Nets de cette polémique, désormais archivée, il ne reste que les paroles ineffables d’Arcangeli devant les natures mortes de Morandi. Plus vous observez les rues blanches, les ciels cobalt, les bouteilles sur la table, moins leur signification vous semble claire. En fin de compte, dans cette immobilité absolue, le peintre et le critique ressentent peut-être la même chose : le mystère de la matière et l’effondrement du devenir, une course inéluctable vers la mort.
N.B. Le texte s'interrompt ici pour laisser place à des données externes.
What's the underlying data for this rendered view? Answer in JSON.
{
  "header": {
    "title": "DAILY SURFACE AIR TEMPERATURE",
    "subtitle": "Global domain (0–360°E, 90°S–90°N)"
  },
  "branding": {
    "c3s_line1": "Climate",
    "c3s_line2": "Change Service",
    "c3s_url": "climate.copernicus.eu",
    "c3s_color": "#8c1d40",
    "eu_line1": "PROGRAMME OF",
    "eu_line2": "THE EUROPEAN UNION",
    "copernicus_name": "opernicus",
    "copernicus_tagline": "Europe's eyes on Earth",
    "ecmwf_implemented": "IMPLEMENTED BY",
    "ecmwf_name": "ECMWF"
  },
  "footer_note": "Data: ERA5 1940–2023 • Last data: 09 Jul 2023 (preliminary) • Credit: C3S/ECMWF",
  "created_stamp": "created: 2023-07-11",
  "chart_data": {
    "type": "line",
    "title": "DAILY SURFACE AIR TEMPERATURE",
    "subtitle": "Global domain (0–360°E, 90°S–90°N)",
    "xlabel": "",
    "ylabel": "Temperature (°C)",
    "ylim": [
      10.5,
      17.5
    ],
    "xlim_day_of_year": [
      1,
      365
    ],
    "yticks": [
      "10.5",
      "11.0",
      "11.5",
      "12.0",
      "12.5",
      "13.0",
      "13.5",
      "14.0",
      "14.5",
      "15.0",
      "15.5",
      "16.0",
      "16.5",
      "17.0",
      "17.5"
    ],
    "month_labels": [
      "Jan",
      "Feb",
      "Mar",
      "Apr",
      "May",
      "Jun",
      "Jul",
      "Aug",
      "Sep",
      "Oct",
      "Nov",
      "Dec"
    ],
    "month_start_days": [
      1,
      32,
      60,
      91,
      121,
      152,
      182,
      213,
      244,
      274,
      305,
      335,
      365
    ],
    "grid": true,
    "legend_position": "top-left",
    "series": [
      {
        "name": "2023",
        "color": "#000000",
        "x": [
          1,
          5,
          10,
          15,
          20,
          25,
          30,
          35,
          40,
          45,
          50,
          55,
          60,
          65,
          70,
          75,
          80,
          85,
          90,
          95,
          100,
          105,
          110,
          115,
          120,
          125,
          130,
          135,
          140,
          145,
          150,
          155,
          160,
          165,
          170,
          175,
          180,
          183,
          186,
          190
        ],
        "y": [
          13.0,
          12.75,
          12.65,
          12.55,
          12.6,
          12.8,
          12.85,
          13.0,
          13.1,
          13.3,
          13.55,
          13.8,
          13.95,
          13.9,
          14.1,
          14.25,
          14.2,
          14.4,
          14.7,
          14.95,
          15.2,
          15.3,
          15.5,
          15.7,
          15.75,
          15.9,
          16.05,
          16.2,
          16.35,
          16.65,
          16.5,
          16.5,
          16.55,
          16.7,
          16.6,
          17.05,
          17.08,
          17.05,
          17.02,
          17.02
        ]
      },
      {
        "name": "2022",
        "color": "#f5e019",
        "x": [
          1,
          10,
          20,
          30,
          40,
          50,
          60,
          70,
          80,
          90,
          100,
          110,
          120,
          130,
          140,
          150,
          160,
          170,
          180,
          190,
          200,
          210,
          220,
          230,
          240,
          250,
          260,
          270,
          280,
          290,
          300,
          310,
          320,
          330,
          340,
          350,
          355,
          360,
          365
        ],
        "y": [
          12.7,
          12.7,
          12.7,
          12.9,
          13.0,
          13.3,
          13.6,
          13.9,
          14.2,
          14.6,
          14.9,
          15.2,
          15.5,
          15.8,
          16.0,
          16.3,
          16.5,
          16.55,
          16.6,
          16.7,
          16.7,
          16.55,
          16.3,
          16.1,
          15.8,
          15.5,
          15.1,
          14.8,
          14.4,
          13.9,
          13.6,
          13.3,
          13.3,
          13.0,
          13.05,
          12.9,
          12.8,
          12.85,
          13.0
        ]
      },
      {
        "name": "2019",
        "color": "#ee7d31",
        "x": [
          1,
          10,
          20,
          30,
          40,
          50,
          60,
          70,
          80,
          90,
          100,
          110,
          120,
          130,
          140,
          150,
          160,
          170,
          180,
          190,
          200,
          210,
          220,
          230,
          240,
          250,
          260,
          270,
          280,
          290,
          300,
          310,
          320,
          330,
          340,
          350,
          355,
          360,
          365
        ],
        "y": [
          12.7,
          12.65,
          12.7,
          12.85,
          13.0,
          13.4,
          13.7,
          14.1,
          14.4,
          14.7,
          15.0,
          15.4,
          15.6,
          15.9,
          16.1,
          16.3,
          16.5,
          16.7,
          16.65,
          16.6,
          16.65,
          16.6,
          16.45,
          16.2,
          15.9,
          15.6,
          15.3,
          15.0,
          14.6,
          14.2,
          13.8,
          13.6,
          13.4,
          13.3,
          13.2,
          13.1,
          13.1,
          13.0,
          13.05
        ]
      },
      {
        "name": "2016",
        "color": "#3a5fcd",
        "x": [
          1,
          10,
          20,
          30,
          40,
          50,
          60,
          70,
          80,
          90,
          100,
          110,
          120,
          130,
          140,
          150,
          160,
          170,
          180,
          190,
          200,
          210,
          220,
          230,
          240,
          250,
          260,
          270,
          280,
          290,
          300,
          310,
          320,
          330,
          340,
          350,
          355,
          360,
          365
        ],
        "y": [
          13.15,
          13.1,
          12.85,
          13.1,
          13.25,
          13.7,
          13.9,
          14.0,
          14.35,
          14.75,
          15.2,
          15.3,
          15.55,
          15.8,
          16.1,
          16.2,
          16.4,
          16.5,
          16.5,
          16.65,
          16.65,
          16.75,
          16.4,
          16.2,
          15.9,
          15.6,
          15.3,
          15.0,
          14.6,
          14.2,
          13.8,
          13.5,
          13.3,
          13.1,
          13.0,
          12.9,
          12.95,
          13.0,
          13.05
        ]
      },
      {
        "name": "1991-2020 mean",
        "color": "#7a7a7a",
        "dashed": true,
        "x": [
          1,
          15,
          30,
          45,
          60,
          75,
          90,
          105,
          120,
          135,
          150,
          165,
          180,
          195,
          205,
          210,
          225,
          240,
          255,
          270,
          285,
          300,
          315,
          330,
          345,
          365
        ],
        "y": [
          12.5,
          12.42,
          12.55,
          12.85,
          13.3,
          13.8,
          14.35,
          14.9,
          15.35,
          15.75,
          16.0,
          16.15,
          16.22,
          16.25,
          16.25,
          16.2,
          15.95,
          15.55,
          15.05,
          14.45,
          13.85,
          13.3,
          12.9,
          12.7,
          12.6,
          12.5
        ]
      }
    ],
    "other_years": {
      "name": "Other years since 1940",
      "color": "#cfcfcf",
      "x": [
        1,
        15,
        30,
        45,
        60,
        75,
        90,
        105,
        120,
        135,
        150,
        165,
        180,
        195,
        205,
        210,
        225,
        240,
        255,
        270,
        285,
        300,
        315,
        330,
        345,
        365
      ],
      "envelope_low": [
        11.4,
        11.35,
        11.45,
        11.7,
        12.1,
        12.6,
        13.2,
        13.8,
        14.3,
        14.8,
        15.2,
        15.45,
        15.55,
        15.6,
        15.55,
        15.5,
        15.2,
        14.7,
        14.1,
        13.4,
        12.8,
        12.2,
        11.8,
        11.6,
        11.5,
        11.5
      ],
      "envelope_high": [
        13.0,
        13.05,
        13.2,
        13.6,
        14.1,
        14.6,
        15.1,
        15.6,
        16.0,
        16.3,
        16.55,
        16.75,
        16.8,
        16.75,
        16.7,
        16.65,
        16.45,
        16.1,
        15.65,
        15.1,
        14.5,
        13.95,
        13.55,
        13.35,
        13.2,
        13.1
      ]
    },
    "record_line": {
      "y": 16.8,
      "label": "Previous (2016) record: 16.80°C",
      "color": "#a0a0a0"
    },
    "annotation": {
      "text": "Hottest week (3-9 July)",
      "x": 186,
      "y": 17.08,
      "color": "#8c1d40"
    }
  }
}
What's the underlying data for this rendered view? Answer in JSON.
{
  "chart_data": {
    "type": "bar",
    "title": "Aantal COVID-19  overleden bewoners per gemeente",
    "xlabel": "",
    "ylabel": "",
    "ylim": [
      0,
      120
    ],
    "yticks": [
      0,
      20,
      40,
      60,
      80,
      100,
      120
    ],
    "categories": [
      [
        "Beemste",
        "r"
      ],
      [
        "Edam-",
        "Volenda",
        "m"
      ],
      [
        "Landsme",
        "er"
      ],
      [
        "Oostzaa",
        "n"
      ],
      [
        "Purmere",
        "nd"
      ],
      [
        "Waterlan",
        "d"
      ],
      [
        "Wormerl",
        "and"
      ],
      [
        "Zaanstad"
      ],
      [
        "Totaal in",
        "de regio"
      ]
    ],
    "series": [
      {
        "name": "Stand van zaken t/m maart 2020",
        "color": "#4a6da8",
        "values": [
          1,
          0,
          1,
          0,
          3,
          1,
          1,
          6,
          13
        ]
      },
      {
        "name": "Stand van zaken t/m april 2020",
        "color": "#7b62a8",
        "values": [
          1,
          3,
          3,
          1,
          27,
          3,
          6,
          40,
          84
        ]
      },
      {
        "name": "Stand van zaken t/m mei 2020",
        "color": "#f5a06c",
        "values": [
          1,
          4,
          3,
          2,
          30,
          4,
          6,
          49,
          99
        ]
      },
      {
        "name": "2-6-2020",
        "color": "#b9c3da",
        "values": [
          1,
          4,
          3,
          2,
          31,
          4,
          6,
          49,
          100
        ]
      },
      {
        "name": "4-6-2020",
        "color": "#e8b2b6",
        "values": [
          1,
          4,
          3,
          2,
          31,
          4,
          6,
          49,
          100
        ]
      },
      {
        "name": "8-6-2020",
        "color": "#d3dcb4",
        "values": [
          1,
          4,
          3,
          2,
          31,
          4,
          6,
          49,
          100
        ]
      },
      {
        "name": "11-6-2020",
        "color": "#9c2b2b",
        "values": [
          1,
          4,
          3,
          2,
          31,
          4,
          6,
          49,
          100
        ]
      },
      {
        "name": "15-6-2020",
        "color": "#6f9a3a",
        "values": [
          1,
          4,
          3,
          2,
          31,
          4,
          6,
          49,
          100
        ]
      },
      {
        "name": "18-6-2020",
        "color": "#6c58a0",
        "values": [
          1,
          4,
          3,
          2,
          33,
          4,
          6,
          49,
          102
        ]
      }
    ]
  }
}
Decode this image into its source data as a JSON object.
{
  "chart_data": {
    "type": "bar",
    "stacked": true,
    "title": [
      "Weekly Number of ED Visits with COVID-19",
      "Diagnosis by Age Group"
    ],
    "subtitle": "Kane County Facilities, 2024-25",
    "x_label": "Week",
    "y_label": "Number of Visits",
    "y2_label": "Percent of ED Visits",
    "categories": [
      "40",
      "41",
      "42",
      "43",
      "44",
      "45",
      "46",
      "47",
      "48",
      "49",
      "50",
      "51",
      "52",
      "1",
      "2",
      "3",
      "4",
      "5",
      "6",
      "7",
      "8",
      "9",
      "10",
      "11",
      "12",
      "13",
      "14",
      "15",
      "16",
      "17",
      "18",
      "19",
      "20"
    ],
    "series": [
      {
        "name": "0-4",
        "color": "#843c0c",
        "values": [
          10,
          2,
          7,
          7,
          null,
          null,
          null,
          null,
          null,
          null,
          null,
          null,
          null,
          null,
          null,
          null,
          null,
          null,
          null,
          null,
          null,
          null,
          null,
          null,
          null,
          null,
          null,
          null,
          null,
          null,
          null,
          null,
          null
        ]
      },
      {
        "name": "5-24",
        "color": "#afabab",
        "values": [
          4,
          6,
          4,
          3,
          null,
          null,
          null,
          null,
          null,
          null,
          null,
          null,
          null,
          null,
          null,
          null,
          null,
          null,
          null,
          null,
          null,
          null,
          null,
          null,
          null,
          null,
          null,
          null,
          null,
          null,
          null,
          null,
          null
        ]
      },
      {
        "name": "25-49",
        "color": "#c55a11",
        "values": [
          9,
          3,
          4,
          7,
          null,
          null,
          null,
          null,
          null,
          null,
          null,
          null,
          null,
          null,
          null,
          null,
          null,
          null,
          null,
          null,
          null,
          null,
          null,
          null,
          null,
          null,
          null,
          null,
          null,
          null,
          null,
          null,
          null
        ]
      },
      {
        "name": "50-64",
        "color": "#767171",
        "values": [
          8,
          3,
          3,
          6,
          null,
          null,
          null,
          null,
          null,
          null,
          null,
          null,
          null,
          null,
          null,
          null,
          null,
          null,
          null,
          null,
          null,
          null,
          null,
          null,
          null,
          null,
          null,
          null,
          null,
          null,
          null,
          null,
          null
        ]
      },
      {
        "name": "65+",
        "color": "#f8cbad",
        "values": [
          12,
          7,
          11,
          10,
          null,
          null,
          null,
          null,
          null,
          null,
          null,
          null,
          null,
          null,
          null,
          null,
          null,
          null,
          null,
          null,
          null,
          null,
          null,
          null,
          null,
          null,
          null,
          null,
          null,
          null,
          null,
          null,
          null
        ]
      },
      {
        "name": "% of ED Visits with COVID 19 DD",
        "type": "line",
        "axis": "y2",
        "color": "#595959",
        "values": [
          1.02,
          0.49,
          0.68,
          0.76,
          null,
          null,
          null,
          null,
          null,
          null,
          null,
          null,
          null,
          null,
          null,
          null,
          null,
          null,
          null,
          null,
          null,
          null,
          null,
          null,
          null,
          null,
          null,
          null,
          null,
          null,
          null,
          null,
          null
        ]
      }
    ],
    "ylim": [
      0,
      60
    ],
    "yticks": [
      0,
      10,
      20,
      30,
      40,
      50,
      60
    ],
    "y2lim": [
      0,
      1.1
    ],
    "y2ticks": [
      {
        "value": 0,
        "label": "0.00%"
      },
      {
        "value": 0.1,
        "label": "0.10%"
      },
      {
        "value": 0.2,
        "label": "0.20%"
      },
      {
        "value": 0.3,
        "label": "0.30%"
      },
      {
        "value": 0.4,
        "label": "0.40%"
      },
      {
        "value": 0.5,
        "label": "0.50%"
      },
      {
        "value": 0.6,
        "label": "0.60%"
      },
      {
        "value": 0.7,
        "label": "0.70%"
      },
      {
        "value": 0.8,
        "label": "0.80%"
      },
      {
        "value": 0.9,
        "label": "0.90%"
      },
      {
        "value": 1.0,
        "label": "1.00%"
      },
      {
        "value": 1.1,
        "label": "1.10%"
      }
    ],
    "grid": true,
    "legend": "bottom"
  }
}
C’est pour cette raison que Morandi, mais aussi Arcangeli, sont si sensibles à la poésie de Giacomo Leopardi. Parfois, la légende rivalise à égalité avec l’œuvre. Voyons par exemple Paesaggio (1940), une des pièces prêtées par une collection privée.

Arcangeli : « Cela me semble être un chef-d’œuvre : un mur silencieux, désolé, immobile, un monde fermé à jamais dans cette matière tonale parfaite » (extrait de Nature et expression dans l’art bolognais-émilien, édition anastatique, Minerva 2003).